Reconciling the psychoanalytical and the reflexive 

How can we reconcile the psychoanalytical and the reflexive? One way is to deny there’s a tension and the work of someone like Ian Craib illustrates how this can be so, excavating reflexivity as a site of fantasy that is itself acted on reflexively. We find the image of a powerful and boundless self intoxicating but sustaining it necessitates reflexivity in defence of this object. Rather than scrutinising our assumption that life should be without disappointment (Craib’s catch all term for the negative emotions which inevitably emerge from our engagements with a recalcitrant reality) we move into the next job, the next partner, the next home in the earnest hope that this time we can elude the mess of life which has followed us up till now. In this case, reflexivity misidentifies itself, mistaking a fallible and constrained capacity to calibrate our becoming in the world for a powerful and boundless capacity to build the life we aspire to. There is no tension between the psychoanalytical and the reflexive because we can’t understand one without the other.
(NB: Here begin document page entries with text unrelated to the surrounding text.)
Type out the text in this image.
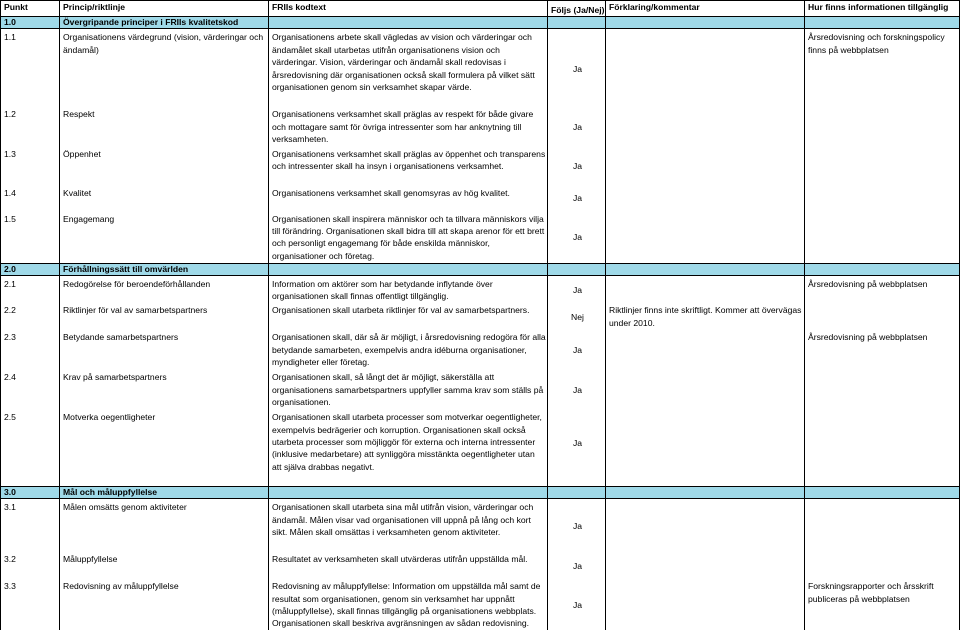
Punkt	Princip/riktlinje	FRIIs kodtext	Följs (Ja/Nej)	Förklaring/kommentar	Hur finns informationen tillgänglig
1.0	Övergripande principer i FRIIs kvalitetskod				
1.1	Organisationens värdegrund (vision, värderingar och ändamål)	Organisationens arbete skall vägledas av vision och värderingar och ändamålet skall utarbetas utifrån organisationens vision och värderingar. Vision, värderingar och ändamål skall redovisas i årsredovisning där organisationen också skall formulera på vilket sätt organisationen genom sin verksamhet skapar värde.	Ja		Årsredovisning och forskningspolicy finns på webbplatsen
1.2	Respekt	Organisationens verksamhet skall präglas av respekt för både givare och mottagare samt för övriga intressenter som har anknytning till verksamheten.	Ja		
1.3	Öppenhet	Organisationens verksamhet skall präglas av öppenhet och transparens och intressenter skall ha insyn i organisationens verksamhet.	Ja		
1.4	Kvalitet	Organisationens verksamhet skall genomsyras av hög kvalitet.	Ja		
1.5	Engagemang	Organisationen skall inspirera människor och ta tillvara människors vilja till förändring. Organisationen skall bidra till att skapa arenor för ett brett och personligt engagemang för både enskilda människor, organisationer och företag.	Ja		
2.0	Förhållningssätt till omvärlden				
2.1	Redogörelse för beroendeförhållanden	Information om aktörer som har betydande inflytande över organisationen skall finnas offentligt tillgänglig.	Ja		Årsredovisning på webbplatsen
2.2	Riktlinjer för val av samarbetspartners	Organisationen skall utarbeta riktlinjer för val av samarbetspartners.	Nej	Riktlinjer finns inte skriftligt. Kommer att övervägas under 2010.	
2.3	Betydande samarbetspartners	Organisationen skall, där så är möjligt, i årsredovisning redogöra för alla betydande samarbeten, exempelvis andra idéburna organisationer, myndigheter eller företag.	Ja		Årsredovisning på webbplatsen
2.4	Krav på samarbetspartners	Organisationen skall, så långt det är möjligt, säkerställa att organisationens samarbetspartners uppfyller samma krav som ställs på organisationen.	Ja		
2.5	Motverka oegentligheter	Organisationen skall utarbeta processer som motverkar oegentligheter, exempelvis bedrägerier och korruption. Organisationen skall också utarbeta processer som möjliggör för externa och interna intressenter (inklusive medarbetare) att synliggöra misstänkta oegentligheter utan att själva drabbas negativt.	Ja		

3.0	Mål och måluppfyllelse				
3.1	Målen omsätts genom aktiviteter	Organisationen skall utarbeta sina mål utifrån vision, värderingar och ändamål. Målen visar vad organisationen vill uppnå på lång och kort sikt. Målen skall omsättas i verksamheten genom aktiviteter.	Ja		
3.2	Måluppfyllelse	Resultatet av verksamheten skall utvärderas utifrån uppställda mål.	Ja		
3.3	Redovisning av måluppfyllelse	Redovisning av måluppfyllelse: Information om uppställda mål samt de resultat som organisationen, genom sin verksamhet har uppnått (måluppfyllelse), skall finnas tillgänglig på organisationens webbplats. Organisationen skall beskriva avgränsningen av sådan redovisning.	Ja		Forskningsrapporter och årsskrift publiceras på webbplatsen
However what about our super ego? What about injunction we feel to behave a certain way and meet specific standards? I think someone like Adam Phillips can be read in a similar way to Craib, concerned with the space of freedom which is closed down through our misidentification of these demands; a freedom which can only be embraced by recognising our own limitations. But  what about the pleasure we find in subordinating ourselves to these injunctions? This is something Žižek discusses on pg 195-196 of Like A Thief In Broad Daylight:

This, then, is what makes millions of us seek refuge in our opiums: not just new poverty and lack of prospects, but unbearable superego pressure in its two aspects –the pressure to succeed professionally and the pressure to enjoy life fully in all its intensity. Perhaps this second aspect is even more unsettling: what remains of our life when our retreat into private pleasure itself becomes the stuff of brutal injunction?

From a realist perspective on reflexivity (Archer, Donati, Sayer et al) these pressures arise from our concerns. It’s because facets of our world matter to us, unavoidably moving us to action, that the question of which action becomes so thorny and difficult. This pressure comes from a relation of concern to the world, even if this is inflected through the cultural coding which is situationally available to us. However for a figure like Žižek this would seem like an escape from the real issue, a lofty rationalisation which obscures the obsene core of ‘what matters to us’ . Even if we see ‘servitude to a cause’ (a phrase he uses later in the book) as a psychoanalytical reading of a reflexive commitment, there nonetheless seems to be a profound tension here.

Can these perspectives be reconciled? Is it possible to accept the existence of cultural injunctions which capture us on a psychic level while recognising the capacities of agents to (fallibly!) calibrate the relationship between themselves and their world? I suspect is isn’t and I’m not sure what this means for my broader interest in recognising the reflexive and the psychoanalytical.